A man who visited a roadside grill for a hot dog at about 2:30 a.m. March 14 was later arrested and charged with murder.

Jeremy Washington, 35, compared his March 21 arrest to a dream from which he wanted to but couldn’t wake up from.

“I was surprised and I told them it wasn’t me and I had nothing to do with anything,” Washington told Channel 2 Action News.

DeKalb County police suspected Jeremy Washington, 35, of opening fire at a driver stopped at a red light in the 3000 block of Moreland Avenue, near a Citgo gas station.

“I do not feel like they were fair at all during the course and I feel like they had already had their mind made up that this is guy and we want to book him,” Washington said.

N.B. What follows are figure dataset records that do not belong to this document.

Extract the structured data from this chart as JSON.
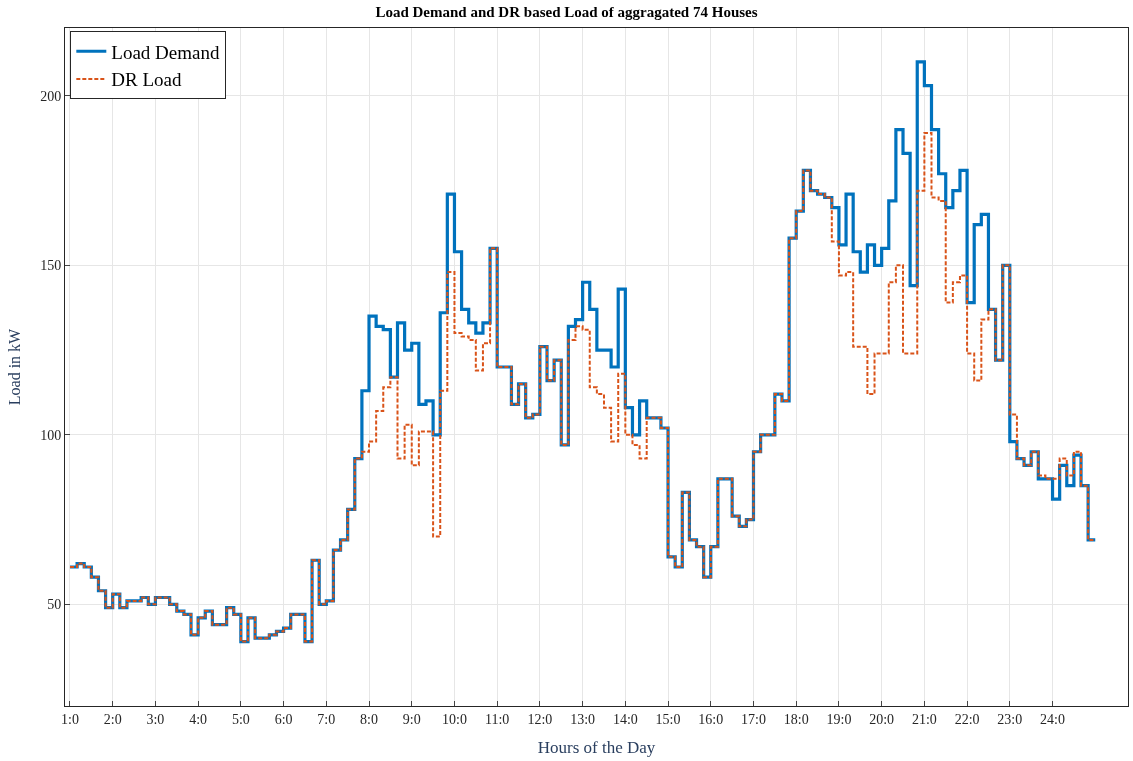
{
  "chart_data": {
    "type": "step",
    "title": "Load Demand and DR based Load of aggragated 74 Houses",
    "xlabel": "Hours of the Day",
    "ylabel": "Load in kW",
    "categories": [
      "1:0",
      null,
      null,
      null,
      null,
      null,
      "2:0",
      null,
      null,
      null,
      null,
      null,
      "3:0",
      null,
      null,
      null,
      null,
      null,
      "4:0",
      null,
      null,
      null,
      null,
      null,
      "5:0",
      null,
      null,
      null,
      null,
      null,
      "6:0",
      null,
      null,
      null,
      null,
      null,
      "7:0",
      null,
      null,
      null,
      null,
      null,
      "8:0",
      null,
      null,
      null,
      null,
      null,
      "9:0",
      null,
      null,
      null,
      null,
      null,
      "10:0",
      null,
      null,
      null,
      null,
      null,
      "11:0",
      null,
      null,
      null,
      null,
      null,
      "12:0",
      null,
      null,
      null,
      null,
      null,
      "13:0",
      null,
      null,
      null,
      null,
      null,
      "14:0",
      null,
      null,
      null,
      null,
      null,
      "15:0",
      null,
      null,
      null,
      null,
      null,
      "16:0",
      null,
      null,
      null,
      null,
      null,
      "17:0",
      null,
      null,
      null,
      null,
      null,
      "18:0",
      null,
      null,
      null,
      null,
      null,
      "19:0",
      null,
      null,
      null,
      null,
      null,
      "20:0",
      null,
      null,
      null,
      null,
      null,
      "21:0",
      null,
      null,
      null,
      null,
      null,
      "22:0",
      null,
      null,
      null,
      null,
      null,
      "23:0",
      null,
      null,
      null,
      null,
      null,
      "24:0",
      null,
      null,
      null,
      null,
      null,
      null
    ],
    "series": [
      {
        "name": "Load Demand",
        "color": "#0072bd",
        "line_style": "solid",
        "values": [
          61,
          62,
          61,
          58,
          54,
          49,
          53,
          49,
          51,
          51,
          52,
          50,
          52,
          52,
          50,
          48,
          47,
          41,
          46,
          48,
          44,
          44,
          49,
          47,
          39,
          46,
          40,
          40,
          41,
          42,
          43,
          47,
          47,
          39,
          63,
          50,
          51,
          66,
          69,
          78,
          93,
          113,
          135,
          132,
          131,
          117,
          133,
          125,
          127,
          109,
          110,
          100,
          136,
          171,
          154,
          137,
          133,
          130,
          133,
          155,
          120,
          120,
          109,
          115,
          105,
          106,
          126,
          116,
          122,
          97,
          132,
          134,
          145,
          137,
          125,
          125,
          120,
          143,
          108,
          100,
          110,
          105,
          105,
          102,
          64,
          61,
          83,
          69,
          67,
          58,
          67,
          87,
          87,
          76,
          73,
          75,
          95,
          100,
          100,
          112,
          110,
          158,
          166,
          178,
          172,
          171,
          170,
          167,
          156,
          171,
          154,
          148,
          156,
          150,
          155,
          169,
          190,
          183,
          144,
          210,
          203,
          190,
          177,
          167,
          172,
          178,
          139,
          162,
          165,
          137,
          122,
          150,
          98,
          93,
          91,
          95,
          87,
          87,
          81,
          91,
          85,
          94,
          85,
          69,
          69
        ]
      },
      {
        "name": "DR Load",
        "color": "#d95319",
        "line_style": "dashed",
        "values": [
          61,
          62,
          61,
          58,
          54,
          49,
          53,
          49,
          51,
          51,
          52,
          50,
          52,
          52,
          50,
          48,
          47,
          41,
          46,
          48,
          44,
          44,
          49,
          47,
          39,
          46,
          40,
          40,
          41,
          42,
          43,
          47,
          47,
          39,
          63,
          50,
          51,
          66,
          69,
          78,
          93,
          95,
          98,
          107,
          114,
          117,
          93,
          103,
          91,
          101,
          101,
          70,
          113,
          148,
          130,
          129,
          128,
          119,
          127,
          155,
          120,
          120,
          109,
          115,
          105,
          106,
          126,
          116,
          122,
          97,
          128,
          132,
          131,
          114,
          112,
          108,
          98,
          118,
          100,
          97,
          93,
          105,
          105,
          102,
          64,
          61,
          83,
          69,
          67,
          58,
          67,
          87,
          87,
          76,
          73,
          75,
          95,
          100,
          100,
          112,
          110,
          158,
          166,
          178,
          172,
          171,
          170,
          157,
          147,
          148,
          126,
          126,
          112,
          124,
          124,
          145,
          150,
          124,
          124,
          172,
          189,
          170,
          169,
          139,
          145,
          147,
          124,
          116,
          134,
          137,
          122,
          150,
          106,
          93,
          91,
          95,
          88,
          87,
          87,
          93,
          88,
          95,
          85,
          69,
          69
        ]
      }
    ],
    "ylim": [
      20,
      220
    ],
    "yticks": [
      50,
      100,
      150,
      200
    ],
    "grid": true,
    "legend": "top left",
    "marker": "none"
  }
}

Washington’s attorney, Tom Stubbs, said most people out committing crimes don’t do so in work vehicles with contact information printed on the car, as Washington’s did.

“Now I have had a lot of clients who were not the sharpest rocks in the quarry, but very few have had to do a drive by shooting with their phone number plastered all over their car,” Stubbs told Channel 2.

Video surveillance from a night club a block away from where the shooting took place showed Washington buying his dinner after work, Stubbs told Channel 2.

After he buys a hot dog from a roadside grille, video shows Washington driving off in his SUV and the black mustang that was shot up leaves after Washington and then another vehicle follows.

Major Stephen Fore, a spokesman for DeKalb County police, said investigators has probable cause to arrest Washington.

“Mr. Washington was not wrongfully arrested,” Fore said. “Detectives investigating this homicide developed probable cause based on statements of surviving victims.”

Witnesses told police the driver of a white SUV fired upon a black Ford Mustang, killing 32-year-old Darius Davenport and critically injuring two passengers, who were struck in the face.

Cynthia Williams, a spokeswoman for the DeKalb County Sheriff’s Office, said Williams was released from jail April 7 on a $25,000 bond. If Washington paid the entire amount in cash at the jail when he was released, he would get a full refund once all charges were dropped and processed through the court system, Williams said.

But if he paid a bonding company a fee to put up the bond, he would likely lose that fee, which can be as much as 10 percent or in this case, $2,500.

Now, he wants to clear his name and get his job back, Washington told Channel 2.